Tribunal Administratif de Cergy-Pontoise — Décision N° TA95-2310578

lundi 21 octobre 2024

JuridictionTribunal Administratif de Cergy-Pontoise
SectionTribunal Administratif de Cergy-Pontoise
N° DossierTA95-2310578
TypeOrdonnance
RecoursExcès de pouvoir
Avocat requérantMAIRE

Texte intégral

Vu la procédure suivante :

Par une requête enregistrée le 20 juillet 2023, ainsi que des pièces complémentaires, enregistrées le 19 septembre 2032, Mme B A, représentée par Me Maire, demande au tribunal :

1°) d'annuler la décision implicite de rejet née du silencé gardé par la commission de médiation du département des Hauts-de-Seine sur son recours amiable enregistré le 5 avril 2023 tendant à la reconnaissance du caractère prioritaire et urgent de sa demande de logement ;

2°) d'enjoindre au préfet des Hauts-de-Seine de lui attribuer un logement décent et durable qui tienne compte de ses ressources dans un délai d'un mois à compter de la notification du jugement à intervenir sous astreinte de 150 euros par jour de retard en application des articles L. 911-1 et L. 911-3 du code de justice ;

3°) mettre à la charge de l'Etat une somme de 1.500 euros à verser à Me Maire au titre de l'article 37 de la loi du 10 juillet 1991 relative à l'aide juridictionnelle, cette dernière renonçant le cas échéant au bénéfice de l'aide juridictionnelle.
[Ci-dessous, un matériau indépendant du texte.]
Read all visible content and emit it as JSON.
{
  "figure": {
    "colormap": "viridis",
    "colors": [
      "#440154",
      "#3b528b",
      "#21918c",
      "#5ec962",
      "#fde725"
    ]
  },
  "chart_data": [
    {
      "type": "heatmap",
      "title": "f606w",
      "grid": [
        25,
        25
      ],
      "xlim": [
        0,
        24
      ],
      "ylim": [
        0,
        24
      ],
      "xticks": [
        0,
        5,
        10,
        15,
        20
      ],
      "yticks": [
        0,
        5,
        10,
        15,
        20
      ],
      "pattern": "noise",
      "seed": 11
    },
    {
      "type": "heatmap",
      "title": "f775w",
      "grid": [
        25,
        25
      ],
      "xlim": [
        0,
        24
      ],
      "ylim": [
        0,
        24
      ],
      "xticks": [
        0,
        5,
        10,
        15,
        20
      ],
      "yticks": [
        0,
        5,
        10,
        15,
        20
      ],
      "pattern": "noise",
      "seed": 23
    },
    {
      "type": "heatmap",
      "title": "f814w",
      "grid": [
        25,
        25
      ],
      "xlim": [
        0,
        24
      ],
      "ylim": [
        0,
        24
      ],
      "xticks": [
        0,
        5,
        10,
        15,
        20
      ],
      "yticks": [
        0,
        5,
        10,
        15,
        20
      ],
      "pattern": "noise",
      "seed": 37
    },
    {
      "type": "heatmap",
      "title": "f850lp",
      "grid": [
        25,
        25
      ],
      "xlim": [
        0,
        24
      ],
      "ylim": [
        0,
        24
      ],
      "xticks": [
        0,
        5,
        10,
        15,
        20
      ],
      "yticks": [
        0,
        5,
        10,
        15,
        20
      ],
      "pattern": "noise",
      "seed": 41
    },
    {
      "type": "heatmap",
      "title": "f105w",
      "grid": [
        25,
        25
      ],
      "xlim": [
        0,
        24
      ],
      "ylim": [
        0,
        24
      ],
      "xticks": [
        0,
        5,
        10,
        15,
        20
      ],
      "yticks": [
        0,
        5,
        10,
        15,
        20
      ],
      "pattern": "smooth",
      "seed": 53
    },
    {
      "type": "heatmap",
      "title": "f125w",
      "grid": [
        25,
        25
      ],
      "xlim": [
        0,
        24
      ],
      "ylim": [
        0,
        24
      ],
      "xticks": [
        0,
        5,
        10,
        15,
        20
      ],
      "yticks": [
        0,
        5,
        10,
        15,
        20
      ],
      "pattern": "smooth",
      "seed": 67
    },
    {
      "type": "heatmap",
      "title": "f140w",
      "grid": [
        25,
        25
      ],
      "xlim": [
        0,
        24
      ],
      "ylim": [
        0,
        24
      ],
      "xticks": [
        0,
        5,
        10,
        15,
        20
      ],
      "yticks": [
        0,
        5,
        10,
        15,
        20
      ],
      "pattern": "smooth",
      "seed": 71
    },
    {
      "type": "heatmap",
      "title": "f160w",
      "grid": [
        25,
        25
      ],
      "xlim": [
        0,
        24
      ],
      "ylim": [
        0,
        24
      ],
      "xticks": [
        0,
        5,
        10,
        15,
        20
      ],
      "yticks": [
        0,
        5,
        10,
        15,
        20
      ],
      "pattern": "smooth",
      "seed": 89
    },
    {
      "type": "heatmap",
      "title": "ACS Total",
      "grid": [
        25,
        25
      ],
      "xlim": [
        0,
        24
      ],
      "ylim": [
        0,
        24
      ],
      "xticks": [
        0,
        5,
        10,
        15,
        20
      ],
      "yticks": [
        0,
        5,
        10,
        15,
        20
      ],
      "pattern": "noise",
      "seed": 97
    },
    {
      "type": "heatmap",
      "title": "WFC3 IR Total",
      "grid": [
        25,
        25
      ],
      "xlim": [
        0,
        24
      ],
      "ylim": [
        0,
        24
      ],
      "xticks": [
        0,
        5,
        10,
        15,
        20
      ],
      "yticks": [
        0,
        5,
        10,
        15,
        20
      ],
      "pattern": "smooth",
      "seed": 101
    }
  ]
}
Par un mémoire en défense enregistré le 25 octobre 2023, le préfet des Hauts-de-Seine conclut au non-lieu à statuer.

Vu :

- les autres pièces du dossier.

Vu :

- le code de la construction et de l'habitation ;

- le code de justice administrative.

Considérant ce qui suit :

1. Aux termes de l'article R. 222-1 du code de justice administrative : " Les présidents de tribunal administratif () et les présidents de formation de jugement des tribunaux () peuvent, par ordonnance : () / 3' Constater qu'il n'y a pas lieu de statuer sur une requête ; 4° Rejeter les requêtes manifestement irrecevables, lorsque la juridiction n'est pas tenue d'inviter leur auteur à les régulariser ou qu'elles n'ont pas été régularisées à l'expiration du délai imparti par une demande en ce sens ; / 5° Statuer sur les requêtes qui ne présentent plus à juger de questions autres que la condamnation prévue à l'article L. 761-1 ou la charge des dépens ; () ".

2. Il résulte de l'instruction que, par une décision du 5 juillet 2023, la commission de médiation du département des Hauts-de-Seine a reconnu le caractère prioritaire et urgent de la demande de logement de Mme A. Cette décision favorable étant intervenue antérieurement à l'introduction de la requête n°2315078, celle-ci était donc dépourvue d'objet dès l'origine. Elle est ainsi, par suite, irrecevable et peut être rejetée, dans toutes ses conclusions y compris celles présentées sur le fondement des dispositions combinées de l'article L. 761-1 du code de justice administrative et de l'article 37 de la loi du 10 juillet 1991 relative à l'aide juridique, par ordonnance en application des dispositions du 4° de l'article R. 222-1 du code de justice administrative précitées.

O R D O N N E :

Article 1er : La requête de Mme A est rejetée.

Article 2 : La présente ordonnance sera notifiée à Mme B A, à Me Maire et à la ministre du logement et de la rénovation urbaine.

Copie sera adressée au préfet des Hauts-de-Seine.

Fait à Cergy, le 21 octobre 2024.

La vice-présidente,

Signé

H. Lepetit-Collin

La République mande et ordonne à la ministre du logement et de la rénovation urbaine en ce qui la concerne et à tous commissaires de justice à ce requis en ce qui concerne les voies de droit commun, contre les parties privées, de pourvoir à l'exécution de la présente décision.